Encore un hochement de tête.

— Alors, dis-je, vous allez me raconter tout ce que vous savez ! Vous allez tout me dire… et tout de suite !

— Non.

— Vous ne pouvez pas faire autrement. Tous les renseignements que vous possédez ou que vous découvrez, vous êtes dans l’obligation de les transmettre à la police !

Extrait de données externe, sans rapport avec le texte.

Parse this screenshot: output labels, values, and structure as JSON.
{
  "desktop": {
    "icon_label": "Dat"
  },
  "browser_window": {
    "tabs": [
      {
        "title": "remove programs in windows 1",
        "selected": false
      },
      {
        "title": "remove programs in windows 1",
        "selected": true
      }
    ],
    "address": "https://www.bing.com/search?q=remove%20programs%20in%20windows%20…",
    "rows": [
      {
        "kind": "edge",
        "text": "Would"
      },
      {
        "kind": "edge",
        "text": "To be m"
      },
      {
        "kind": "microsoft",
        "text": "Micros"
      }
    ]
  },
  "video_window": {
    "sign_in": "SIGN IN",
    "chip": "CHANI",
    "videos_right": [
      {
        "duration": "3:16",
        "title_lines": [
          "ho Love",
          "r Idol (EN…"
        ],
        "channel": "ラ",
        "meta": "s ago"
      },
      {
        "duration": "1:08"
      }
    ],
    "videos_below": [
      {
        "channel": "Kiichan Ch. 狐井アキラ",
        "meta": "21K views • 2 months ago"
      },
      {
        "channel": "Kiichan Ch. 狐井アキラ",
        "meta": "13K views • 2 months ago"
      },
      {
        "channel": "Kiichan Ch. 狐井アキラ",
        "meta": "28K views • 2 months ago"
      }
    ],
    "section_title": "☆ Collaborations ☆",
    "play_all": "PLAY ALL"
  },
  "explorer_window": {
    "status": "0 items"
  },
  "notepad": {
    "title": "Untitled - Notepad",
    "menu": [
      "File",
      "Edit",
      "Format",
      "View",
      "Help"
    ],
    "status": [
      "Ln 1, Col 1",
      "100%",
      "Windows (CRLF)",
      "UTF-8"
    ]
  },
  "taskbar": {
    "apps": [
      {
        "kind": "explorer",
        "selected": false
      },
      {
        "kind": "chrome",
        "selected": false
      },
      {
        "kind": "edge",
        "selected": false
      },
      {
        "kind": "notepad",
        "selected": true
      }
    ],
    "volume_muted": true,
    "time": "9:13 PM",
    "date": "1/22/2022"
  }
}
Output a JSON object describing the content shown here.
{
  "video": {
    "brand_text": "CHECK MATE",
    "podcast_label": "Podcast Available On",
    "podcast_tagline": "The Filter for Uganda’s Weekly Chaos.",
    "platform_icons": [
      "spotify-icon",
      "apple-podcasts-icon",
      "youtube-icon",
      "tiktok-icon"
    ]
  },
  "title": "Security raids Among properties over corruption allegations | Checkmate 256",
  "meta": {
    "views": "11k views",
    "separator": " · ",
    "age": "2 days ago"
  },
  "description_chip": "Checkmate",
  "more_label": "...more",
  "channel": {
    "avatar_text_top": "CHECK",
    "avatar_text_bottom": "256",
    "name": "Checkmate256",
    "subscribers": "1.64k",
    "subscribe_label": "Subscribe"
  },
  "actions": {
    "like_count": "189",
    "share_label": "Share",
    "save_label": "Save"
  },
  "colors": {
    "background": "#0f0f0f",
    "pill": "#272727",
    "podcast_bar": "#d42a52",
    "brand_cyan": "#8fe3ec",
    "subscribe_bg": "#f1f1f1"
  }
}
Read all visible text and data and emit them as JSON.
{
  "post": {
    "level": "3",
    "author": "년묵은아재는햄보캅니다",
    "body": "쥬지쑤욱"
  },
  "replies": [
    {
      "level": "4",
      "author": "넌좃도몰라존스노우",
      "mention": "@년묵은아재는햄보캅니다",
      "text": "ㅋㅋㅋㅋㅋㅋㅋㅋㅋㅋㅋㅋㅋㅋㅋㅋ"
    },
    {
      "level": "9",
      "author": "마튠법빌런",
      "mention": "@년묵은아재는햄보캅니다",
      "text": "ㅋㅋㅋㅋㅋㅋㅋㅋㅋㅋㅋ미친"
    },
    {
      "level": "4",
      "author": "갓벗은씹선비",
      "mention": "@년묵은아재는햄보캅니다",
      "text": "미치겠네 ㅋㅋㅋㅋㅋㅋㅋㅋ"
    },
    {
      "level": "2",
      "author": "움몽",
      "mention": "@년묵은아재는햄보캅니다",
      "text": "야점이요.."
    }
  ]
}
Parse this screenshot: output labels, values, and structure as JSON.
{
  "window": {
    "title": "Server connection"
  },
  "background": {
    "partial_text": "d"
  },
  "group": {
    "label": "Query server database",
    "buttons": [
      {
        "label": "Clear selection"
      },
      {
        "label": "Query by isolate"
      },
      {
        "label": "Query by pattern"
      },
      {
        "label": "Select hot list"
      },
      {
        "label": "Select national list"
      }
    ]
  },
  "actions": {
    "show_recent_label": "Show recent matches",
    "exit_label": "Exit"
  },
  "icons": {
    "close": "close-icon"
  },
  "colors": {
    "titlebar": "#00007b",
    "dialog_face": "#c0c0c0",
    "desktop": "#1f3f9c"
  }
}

— Les policiers sont des imbéciles et je ne leur dirai rien du tout. Ils ont été s’imaginer que l’assassin, c’était Brenda ou Laurence. Moi, je n’ai pas été si bête que ça ! Je savais très bien qu’ils n’étaient pas coupables. J’ai eu ma petite idée tout de suite, dès le début. J’ai fait une expérience… et, maintenant, je sais que j’avais vu juste !

Elle avait terminé sur une note de triomphe.

Faisant appel à toute ma patience, je recommençai.

— Joséphine, vous êtes extrêmement forte, je tiens à le dire…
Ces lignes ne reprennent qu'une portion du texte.